Back to skill
Skillv1.0.0
ClawScan security
Trae · ClawHub's context-aware review of the artifact, metadata, and declared behavior.
Scanner verdict
BenignMar 19, 2026, 4:22 PM
- Verdict
- benign
- Confidence
- medium
- Model
- gpt-5-mini
- Summary
- The skill's instructions, scope, and lack of required secrets or installs are coherent with its stated purpose of teaching TRAE's Skills architecture, but it explicitly recommends fetching and executing scripts and connecting to external data sources, which raises operational cautions the user should understand before enabling autonomous execution.
- Guidance
- This skill appears to be what it claims: a guide for TRAE Skills. It does, however, recommend patterns that can create risk in practice — embedding executable scripts in Skill folders, importing Skills from community repos, and connecting to external data via MCP. Before installing or enabling autonomous use: (1) restrict or audit the agent's ability to execute code and make network calls; (2) review any Skill folder and its scripts before running them; (3) only import Skills from trusted sources and scan them for unexpected behavior; and (4) enforce org governance (review, code signing, least-privilege connectors) if you plan to use Skills in production. If you want a firmer assessment, provide the platform's runtime privileges (can the agent run processes or access the network?) or any example Skill resource files the agent would execute.
Review Dimensions
- Purpose & Capability
- okThe name/description match the SKILL.md content: it documents TRAE's Skills architecture, file layout, triggers, and workflow automation. The resources and script-execution guidance are consistent with a guide for building/operating IDE skills.
- Instruction Scope
- noteSKILL.md stays on-topic (how to author/manage Skills) but explicitly encourages embedding executable resources (Python/.sh), importing Skill folders from community repos (e.g., GitHub), and using MCP to connect external data sources.
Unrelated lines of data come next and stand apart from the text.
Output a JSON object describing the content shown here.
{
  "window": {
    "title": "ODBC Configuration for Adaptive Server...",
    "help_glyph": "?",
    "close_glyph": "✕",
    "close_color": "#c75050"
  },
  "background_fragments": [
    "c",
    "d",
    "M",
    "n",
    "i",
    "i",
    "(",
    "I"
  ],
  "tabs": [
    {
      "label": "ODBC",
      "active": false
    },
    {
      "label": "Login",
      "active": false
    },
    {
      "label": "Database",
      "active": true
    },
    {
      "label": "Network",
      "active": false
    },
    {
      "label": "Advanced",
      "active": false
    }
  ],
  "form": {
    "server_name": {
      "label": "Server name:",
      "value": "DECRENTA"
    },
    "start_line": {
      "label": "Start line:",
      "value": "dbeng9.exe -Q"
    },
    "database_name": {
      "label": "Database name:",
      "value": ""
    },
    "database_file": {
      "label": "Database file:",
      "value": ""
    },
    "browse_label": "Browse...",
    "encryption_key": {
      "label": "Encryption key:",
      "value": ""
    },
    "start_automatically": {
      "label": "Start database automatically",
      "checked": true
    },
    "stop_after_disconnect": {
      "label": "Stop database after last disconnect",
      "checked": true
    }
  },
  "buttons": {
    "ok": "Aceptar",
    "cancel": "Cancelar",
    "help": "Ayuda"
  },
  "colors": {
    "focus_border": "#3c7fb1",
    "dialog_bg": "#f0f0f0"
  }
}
Those recommendations are within scope but grant the agent broad discretion to fetch and run remote code or access external data if the agent/platform allows it — a user should be aware of this runtime implication.
- Install Mechanism
- okInstruction-only skill with no install spec, no downloads, and no code files — nothing will be written or executed by the skill itself until the agent/platform is explicitly asked to fetch or run resources.
- Credentials
- okThe skill requests no environment variables, credentials, or config paths. It references external repositories and MCP conceptually but does not require tokens or secrets in its metadata.
- Persistence & Privilege
- notealways:false and default autonomous invocation are normal. Because the skill recommends creating executable Skill resources and using external connectors, granting the agent network or execution privileges on the host would materially increase risk — consider limiting those runtime privileges.